Day 3

Today we will look at how to do linear regression and associated stastics!

Line of best fit

Linear regression is an important tool in understanding how sensitive a depedent variable is to an independent variable, or to look at how variables change with respect to one another. The NumPy function polyfit is one way to make a linear line of best fit in Python. See the documentation here.

In the notebook, we look at a linear best fit for some example data and we also use linear best fit to produce a powerlaw best fit.

R-Squared

The R-squared parameter tells us how much of the variance in one variable can be explained by another variable. It is one parameter among many we can use to assess how strong the correlation is between variables.

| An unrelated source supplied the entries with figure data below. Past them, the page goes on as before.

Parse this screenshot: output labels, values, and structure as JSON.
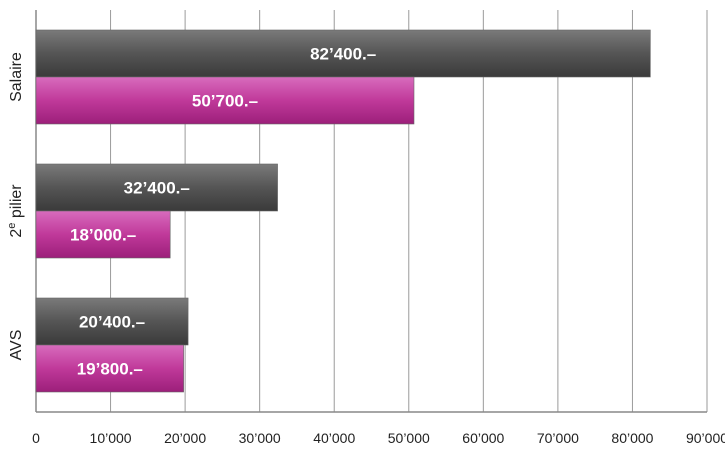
{
  "chart_data": {
    "type": "bar",
    "orientation": "horizontal",
    "categories": [
      "Salaire",
      "2e pilier",
      "AVS"
    ],
    "series": [
      {
        "values": [
          82400,
          32400,
          20400
        ],
        "labels": [
          "82’400.–",
          "32’400.–",
          "20’400.–"
        ],
        "color": "#555555"
      },
      {
        "values": [
          50700,
          18000,
          19800
        ],
        "labels": [
          "50’700.–",
          "18’000.–",
          "19’800.–"
        ],
        "color": "#c0399a"
      }
    ],
    "x_ticks": [
      "0",
      "10’000",
      "20’000",
      "30’000",
      "40’000",
      "50’000",
      "60’000",
      "70’000",
      "80’000",
      "90’000"
    ],
    "xlim": [
      0,
      90000
    ],
    "grid": true,
    "legend": "none"
  }
}
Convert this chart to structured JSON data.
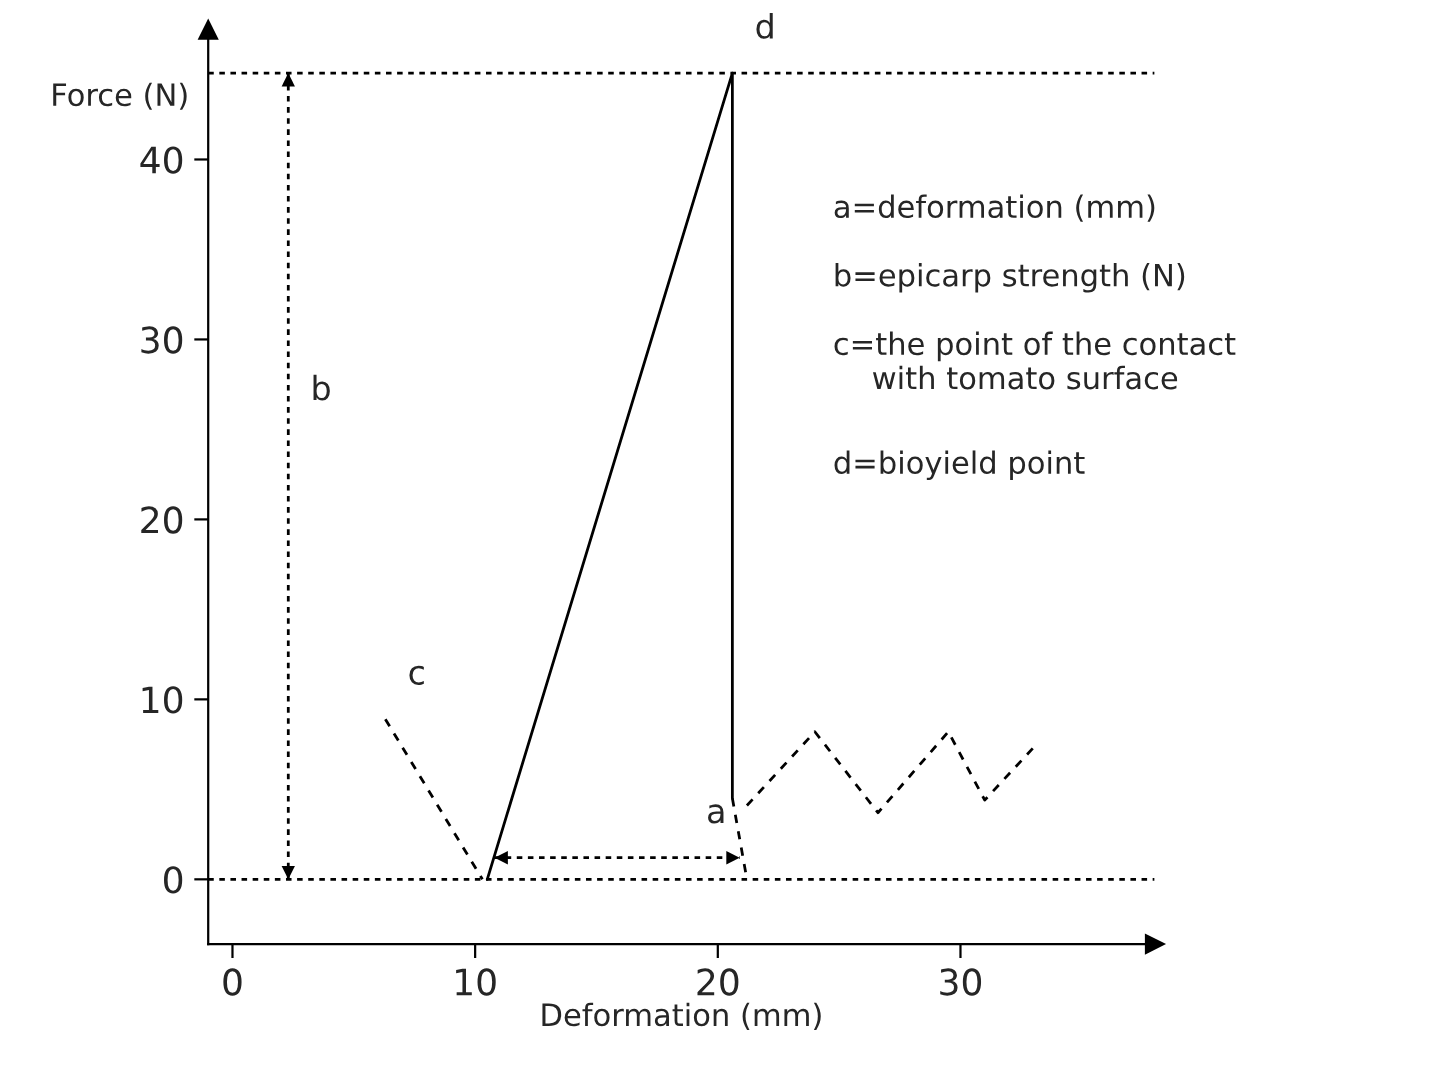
{
  "chart_data": {
    "type": "line",
    "xlabel": "Deformation (mm)",
    "ylabel": "Force (N)",
    "xlim": [
      -1,
      38
    ],
    "ylim": [
      -3.6,
      47.2
    ],
    "xticks": [
      0,
      10,
      20,
      30
    ],
    "yticks": [
      0,
      10,
      20,
      30,
      40
    ],
    "grid": false,
    "legend": false,
    "tick_labels": "xy",
    "series": [
      {
        "color": "#000000",
        "line_style": "solid",
        "marker": "none",
        "x": [
          10.5,
          20.6,
          20.6
        ],
        "values": [
          0,
          44.8,
          4.5
        ]
      },
      {
        "color": "#000000",
        "line_style": "dashed",
        "marker": "none",
        "x": [
          6.3,
          10.3
        ],
        "values": [
          8.9,
          0
        ]
      },
      {
        "color": "#000000",
        "line_style": "dashed",
        "marker": "none",
        "x": [
          20.6,
          21.2
        ],
        "values": [
          4.5,
          0
        ]
      },
      {
        "color": "#000000",
        "line_style": "dashed",
        "marker": "none",
        "x": [
          21.2,
          24.0,
          26.6,
          29.5,
          31.0,
          33.2
        ],
        "values": [
          4.1,
          8.2,
          3.7,
          8.2,
          4.4,
          7.6
        ]
      },
      {
        "color": "#000000",
        "line_style": "dotted",
        "x": [
          2.3,
          2.3,
          2.3
        ],
        "values": [
          0,
          24.7,
          44.8
        ]
      },
      {
        "color": "#000000",
        "line_style": "dotted",
        "x": [
          10.8,
          18.6,
          20.9
        ],
        "values": [
          1.2,
          1.2,
          1.2
        ]
      }
    ],
    "ref_lines": [
      {
        "axis": "y",
        "value": 0,
        "color": "#000000",
        "line_style": "dotted",
        "label": null
      },
      {
        "axis": "y",
        "value": 44.8,
        "color": "#000000",
        "line_style": "dotted",
        "label": null
      }
    ],
    "annotations": [
      {
        "text": "a",
        "x": 18.6,
        "y": 1.2
      },
      {
        "text": "b",
        "x": 2.3,
        "y": 24.7
      },
      {
        "text": "c",
        "x": 6.3,
        "y": 8.9
      },
      {
        "text": "d",
        "x": 20.6,
        "y": 44.8
      },
      "a=deformation (mm)",
      "b=epicarp strength (N)",
      "c=the point of the contact\n    with tomato surface",
      "d=bioyield point"
    ]
  }
}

In the notebook we use the residuals from our lines of best fit to calculate the R-squared value, but this can be done automatically with functions like linregress in scipy.stats.

Percentiles

Box-and-whisker diagrams and cumulative distributions can be cast in terms of percentiles of a variable: “what percentage of my variable is below some value?” The NumPy function percentile is an easy way of calculating a percentile. We don’t use it in the notebook, but you can plot a box-and-whisker diagram directly in matplotlib using the boxplot function.

Residual distributions

Examining the distribution of the residuals between actual data and your prediction is often a really useful way of deciding if your prediction is robust. Natural data often has some scatter in it due to measurement error, or maybe noise in the system you’re studying, and so we can expect some error in your prediction even if its correct. The residuals should typically be normally distributed, and we can check if that’s the case by comparing their probability density function (PDF) to a normal PDF found using their 1st (mean) and 2nd (variance) moments. This comparison can be quantified using a Kolmogorov-Smirnoff test. In the notebook we create these comparisons for two fits to our data.

Other statistics

There are MANY statistical tests, ways to fit data, and many ways to do each of them in Python; we can’t cover everything and just scratched the surface of a handful of things. Other useful packages for doing all sorts of statistics are scipy.stats (link here) and sklearn (link here). Please let your specific research areas guide you in figuring out which ones to use; hopefully this course gives you the confidence to explore things we haven’t covered.

Third notebook

See the third notebook example online here. Download the directory with the notebook and the example file directly here.

Homework

Make an equivalent notebook to the one above where you ingest your own data and plot distributions and linear fits to your data (where appropriate).